General

Engaging the Right Muscles

I’ve been doing seated cable rows in the gym for years. It’s one of my favorite back exercises, and I’ve gotten to the point where I can move a good amount of weight.

I don’t usually think much about how the weight moves. I take the handle in front of me, pull it until it hits my body, let the weight go down, and repeat. I move pretty deliberately, but I don’t think about much more than moving the weight through space.

Just recently, I decided to take a different approach. Rather than naturally pulling the handle, I decided that I wanted to work the center of my back. I focused as the muscles in the center of my back contracted, and surprising, I felt them engage.

But that wasn’t really the surprising part.

The surprising thing was how different the experience was.

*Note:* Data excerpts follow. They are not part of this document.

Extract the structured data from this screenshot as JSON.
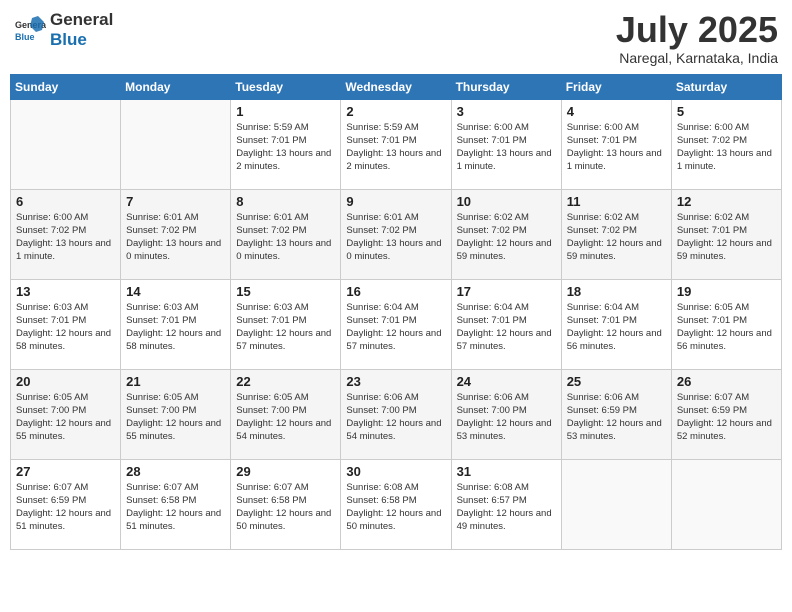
{
  "header": {
    "logo_general": "General",
    "logo_blue": "Blue",
    "month": "July 2025",
    "location": "Naregal, Karnataka, India"
  },
  "days_of_week": [
    "Sunday",
    "Monday",
    "Tuesday",
    "Wednesday",
    "Thursday",
    "Friday",
    "Saturday"
  ],
  "weeks": [
    [
      {
        "day": "",
        "info": ""
      },
      {
        "day": "",
        "info": ""
      },
      {
        "day": "1",
        "info": "Sunrise: 5:59 AM\nSunset: 7:01 PM\nDaylight: 13 hours and 2 minutes."
      },
      {
        "day": "2",
        "info": "Sunrise: 5:59 AM\nSunset: 7:01 PM\nDaylight: 13 hours and 2 minutes."
      },
      {
        "day": "3",
        "info": "Sunrise: 6:00 AM\nSunset: 7:01 PM\nDaylight: 13 hours and 1 minute."
      },
      {
        "day": "4",
        "info": "Sunrise: 6:00 AM\nSunset: 7:01 PM\nDaylight: 13 hours and 1 minute."
      },
      {
        "day": "5",
        "info": "Sunrise: 6:00 AM\nSunset: 7:02 PM\nDaylight: 13 hours and 1 minute."
      }
    ],
    [
      {
        "day": "6",
        "info": "Sunrise: 6:00 AM\nSunset: 7:02 PM\nDaylight: 13 hours and 1 minute."
      },
      {
        "day": "7",
        "info": "Sunrise: 6:01 AM\nSunset: 7:02 PM\nDaylight: 13 hours and 0 minutes."
      },
      {
        "day": "8",
        "info": "Sunrise: 6:01 AM\nSunset: 7:02 PM\nDaylight: 13 hours and 0 minutes."
      },
      {
        "day": "9",
        "info": "Sunrise: 6:01 AM\nSunset: 7:02 PM\nDaylight: 13 hours and 0 minutes."
      },
      {
        "day": "10",
        "info": "Sunrise: 6:02 AM\nSunset: 7:02 PM\nDaylight: 12 hours and 59 minutes."
      },
      {
        "day": "11",
        "info": "Sunrise: 6:02 AM\nSunset: 7:02 PM\nDaylight: 12 hours and 59 minutes."
      },
      {
        "day": "12",
        "info": "Sunrise: 6:02 AM\nSunset: 7:01 PM\nDaylight: 12 hours and 59 minutes."
      }
    ],
    [
      {
        "day": "13",
        "info": "Sunrise: 6:03 AM\nSunset: 7:01 PM\nDaylight: 12 hours and 58 minutes."
      },
      {
        "day": "14",
        "info": "Sunrise: 6:03 AM\nSunset: 7:01 PM\nDaylight: 12 hours and 58 minutes."
      },
      {
        "day": "15",
        "info": "Sunrise: 6:03 AM\nSunset: 7:01 PM\nDaylight: 12 hours and 57 minutes."
      },
      {
        "day": "16",
        "info": "Sunrise: 6:04 AM\nSunset: 7:01 PM\nDaylight: 12 hours and 57 minutes."
      },
      {
        "day": "17",
        "info": "Sunrise: 6:04 AM\nSunset: 7:01 PM\nDaylight: 12 hours and 57 minutes."
      },
      {
        "day": "18",
        "info": "Sunrise: 6:04 AM\nSunset: 7:01 PM\nDaylight: 12 hours and 56 minutes."
      },
      {
        "day": "19",
        "info": "Sunrise: 6:05 AM\nSunset: 7:01 PM\nDaylight: 12 hours and 56 minutes."
      }
    ],
    [
      {
        "day": "20",
        "info": "Sunrise: 6:05 AM\nSunset: 7:00 PM\nDaylight: 12 hours and 55 minutes."
      },
      {
        "day": "21",
        "info": "Sunrise: 6:05 AM\nSunset: 7:00 PM\nDaylight: 12 hours and 55 minutes."
      },
      {
        "day": "22",
        "info": "Sunrise: 6:05 AM\nSunset: 7:00 PM\nDaylight: 12 hours and 54 minutes."
      },
      {
        "day": "23",
        "info": "Sunrise: 6:06 AM\nSunset: 7:00 PM\nDaylight: 12 hours and 54 minutes."
      },
      {
        "day": "24",
        "info": "Sunrise: 6:06 AM\nSunset: 7:00 PM\nDaylight: 12 hours and 53 minutes."
      },
      {
        "day": "25",
        "info": "Sunrise: 6:06 AM\nSunset: 6:59 PM\nDaylight: 12 hours and 53 minutes."
      },
      {
        "day": "26",
        "info": "Sunrise: 6:07 AM\nSunset: 6:59 PM\nDaylight: 12 hours and 52 minutes."
      }
    ],
    [
      {
        "day": "27",
        "info": "Sunrise: 6:07 AM\nSunset: 6:59 PM\nDaylight: 12 hours and 51 minutes."
      },
      {
        "day": "28",
        "info": "Sunrise: 6:07 AM\nSunset: 6:58 PM\nDaylight: 12 hours and 51 minutes."
      },
      {
        "day": "29",
        "info": "Sunrise: 6:07 AM\nSunset: 6:58 PM\nDaylight: 12 hours and 50 minutes."
      },
      {
        "day": "30",
        "info": "Sunrise: 6:08 AM\nSunset: 6:58 PM\nDaylight: 12 hours and 50 minutes."
      },
      {
        "day": "31",
        "info": "Sunrise: 6:08 AM\nSunset: 6:57 PM\nDaylight: 12 hours and 49 minutes."
      },
      {
        "day": "",
        "info": ""
      },
      {
        "day": "",
        "info": ""
      }
    ]
  ]
}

I was using a weight that I can easily lift 10 times. But I could only lift it twice – just because I changed my focus.

When I shifted back to just blindly pulling, the weight moved easily again. But that’s not the point. I don’t go to the gym to move weights. I go to build muscle.

In all the years that I’ve been doing seated rows, I never spent the time to focus on the center of my back, so it didn’t develop.

In life, as in weightlifting, it’s easy to let our strengths take over. My lats and biceps are strong enough that the muscles in the center of my back didn’t need to grow, so they didn’t.

Just like natural talker can forget to spend the time to learn their product, natural athletes can get by without putting in tremendous effort, and skilled musicians can neglect their form.

But that only gets you so far.

Eventually, you’ll hit a plateau in which you need your strong muscles and the ones that aren’t naturally strong.

But unless you’ve put in the conscious effort to build them, they won’t be ready for the challenge.